Die auch als APT43 bekannte Gruppe nutzt sogenanntes Quishing für Spear-Phishing-Kampagnen. Dabei versenden die Angreifer E-Mails mit QR-Codes, die auf gefälschte Login-Seiten für Microsoft 365 oder Google führen.

Wer im Visier der Hacker steht

Die Angriffe richten sich primär gegen NGOs, Think Tanks und akademische Einrichtungen mit Nordkorea-Bezug. Ziel ist nicht nur der Diebstahl von Anmeldedaten, sondern auch von Tokens.

Damit wollen die Hacker die Multi-Faktor-Authentifizierung (MFA) umgehen. QR-Codes sind für viele Sicherheitslösungen schwer zu erkennen – der bösartige Inhalt steckt nicht direkt im Text oder Link der E-Mail.

Explosives Wachstum beim Identitätsdiebstahl

Die Warnung kommt zu einer Zeit massiv steigender Bedrohungen.
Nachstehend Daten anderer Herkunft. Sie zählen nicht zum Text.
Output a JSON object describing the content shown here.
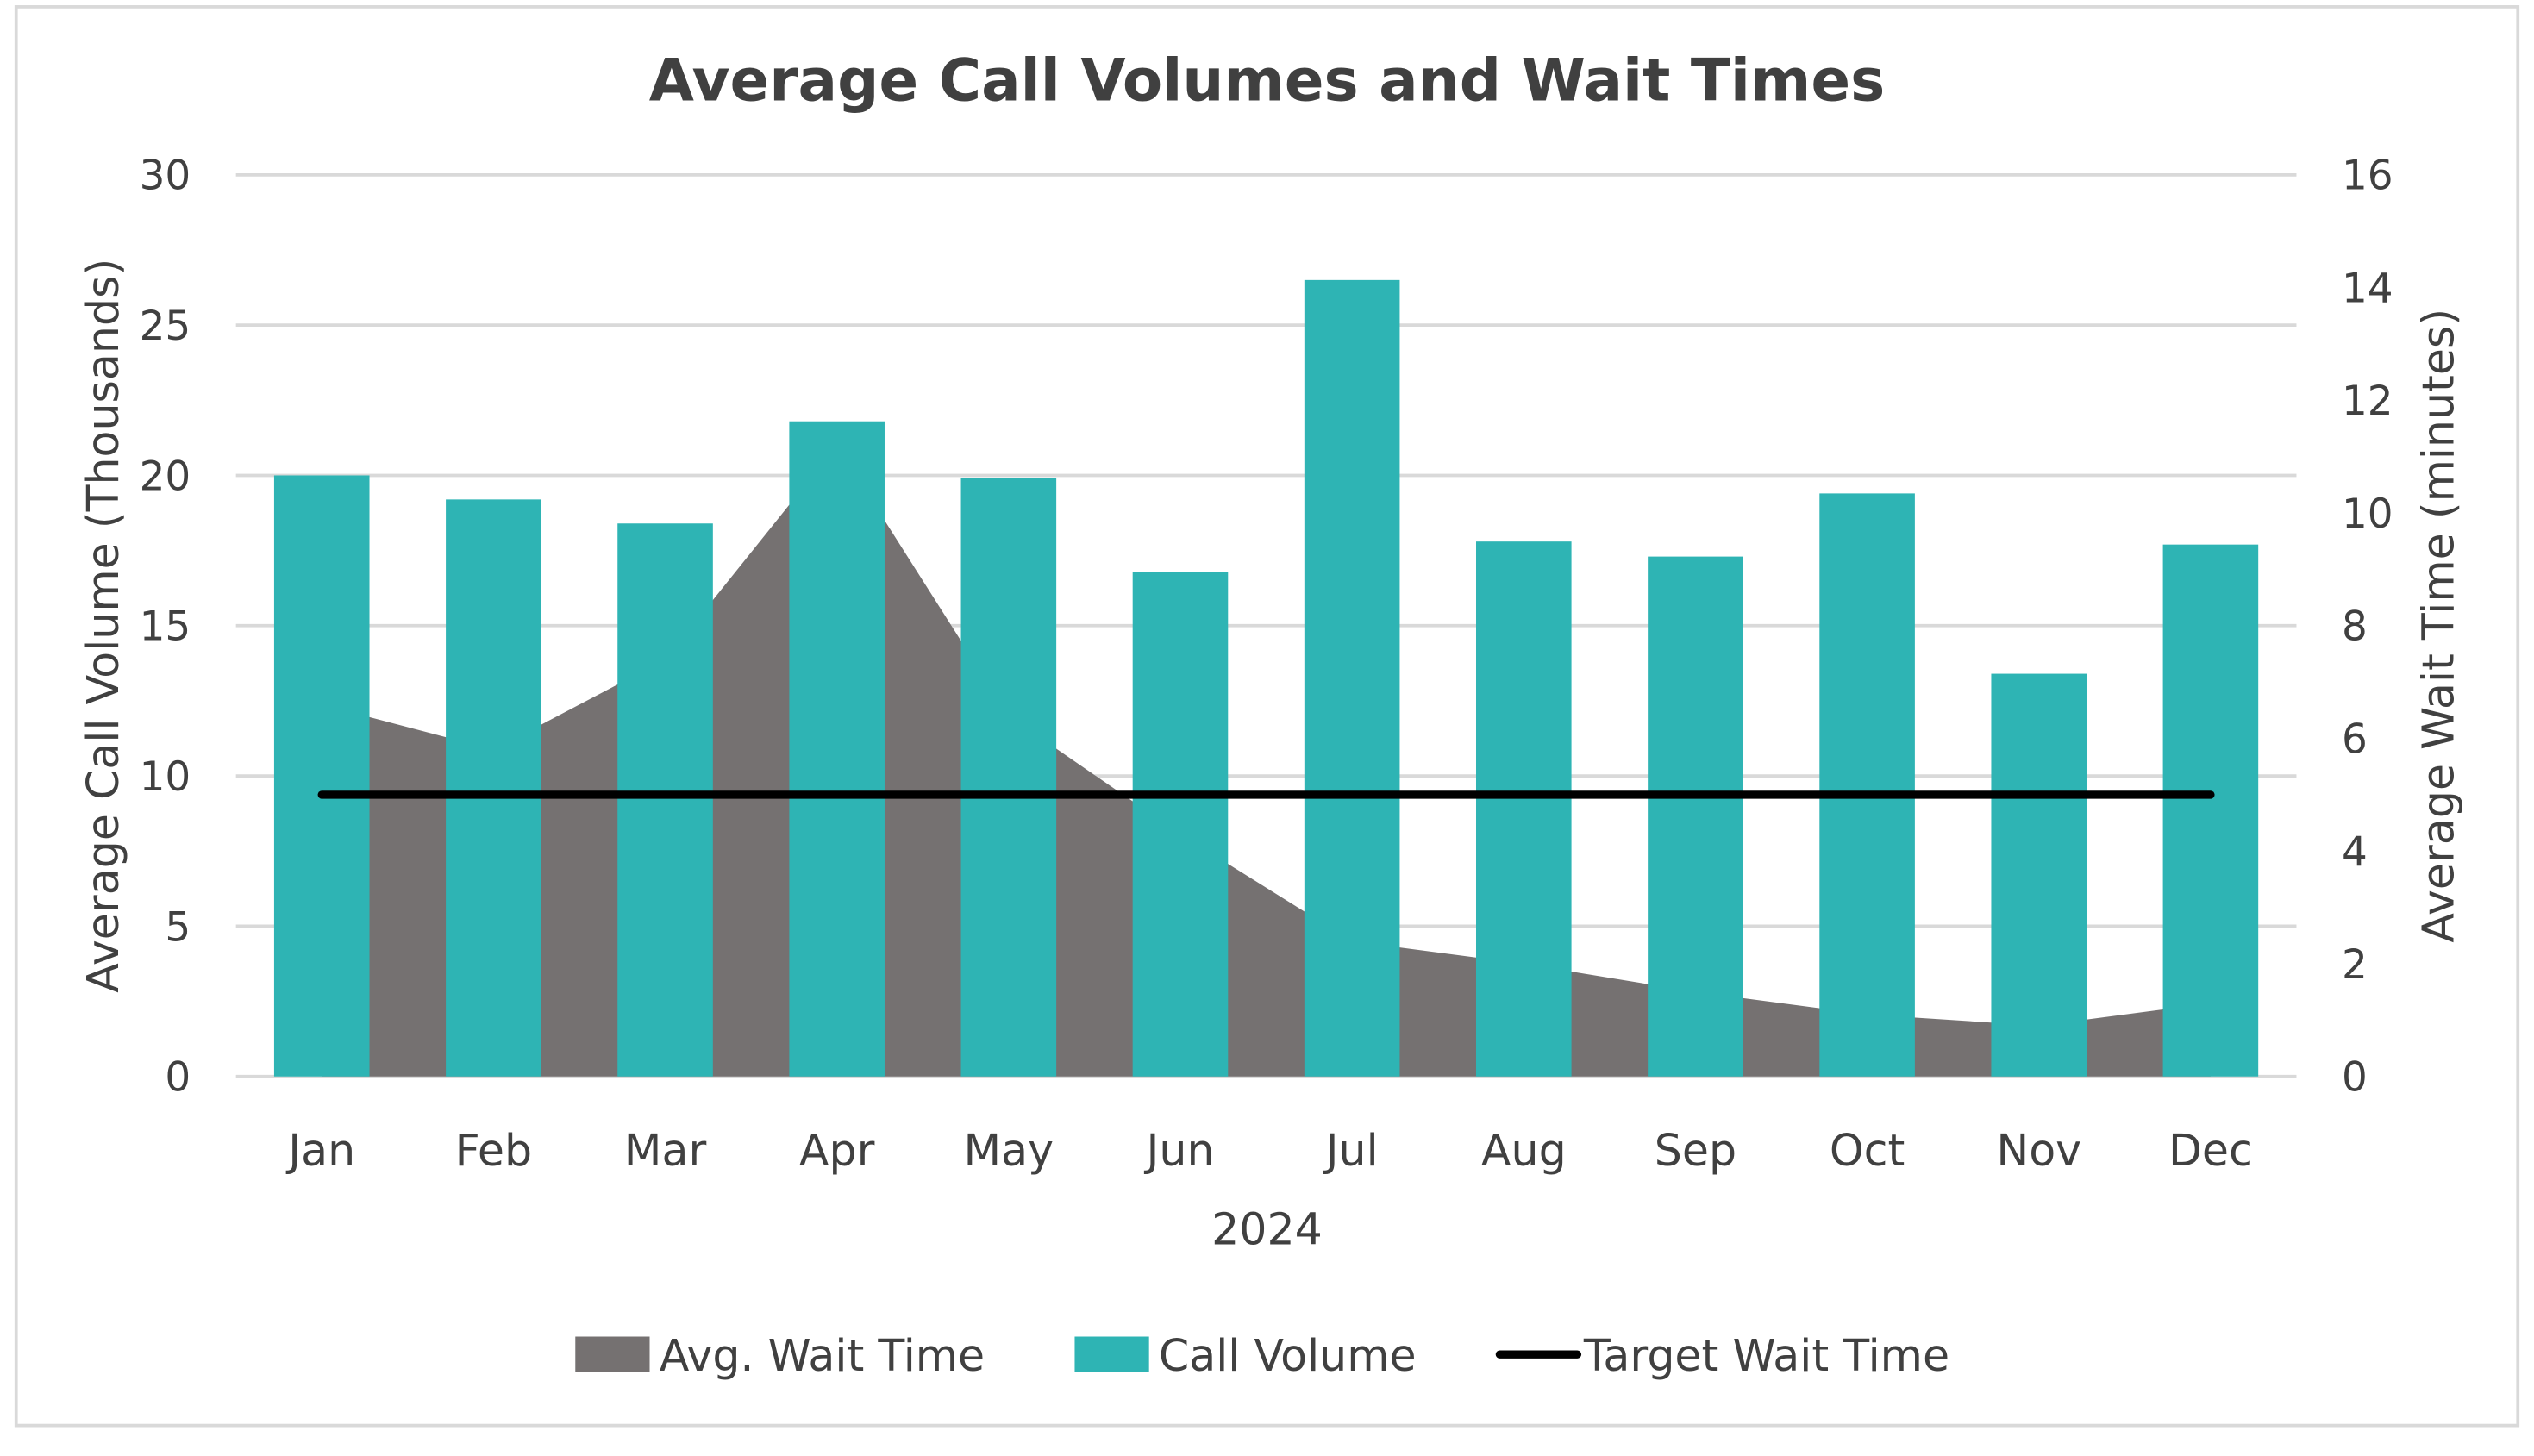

Sicherheitsforscher verzeichnen seit Jahresbeginn einen Anstieg von über 1.300 Prozent beim Device-Code-Phishing.

Besonders Microsoft Teams wird für Angriffe genutzt. Mitarbeiter erhalten gefälschte Benachrichtigungen oder Besprechungsprotokolle, die zur Installation schädlicher Software verleiten sollen.

Auch europäische Behörden schlagen Alarm. Der ukrainische Geheimdienst SBU und das FBI berichten von systematischen Kampagnen russischer Dienste gegen Messenger-Apps von Amtsträgern. Die Täter geben sich als Support-Teams aus.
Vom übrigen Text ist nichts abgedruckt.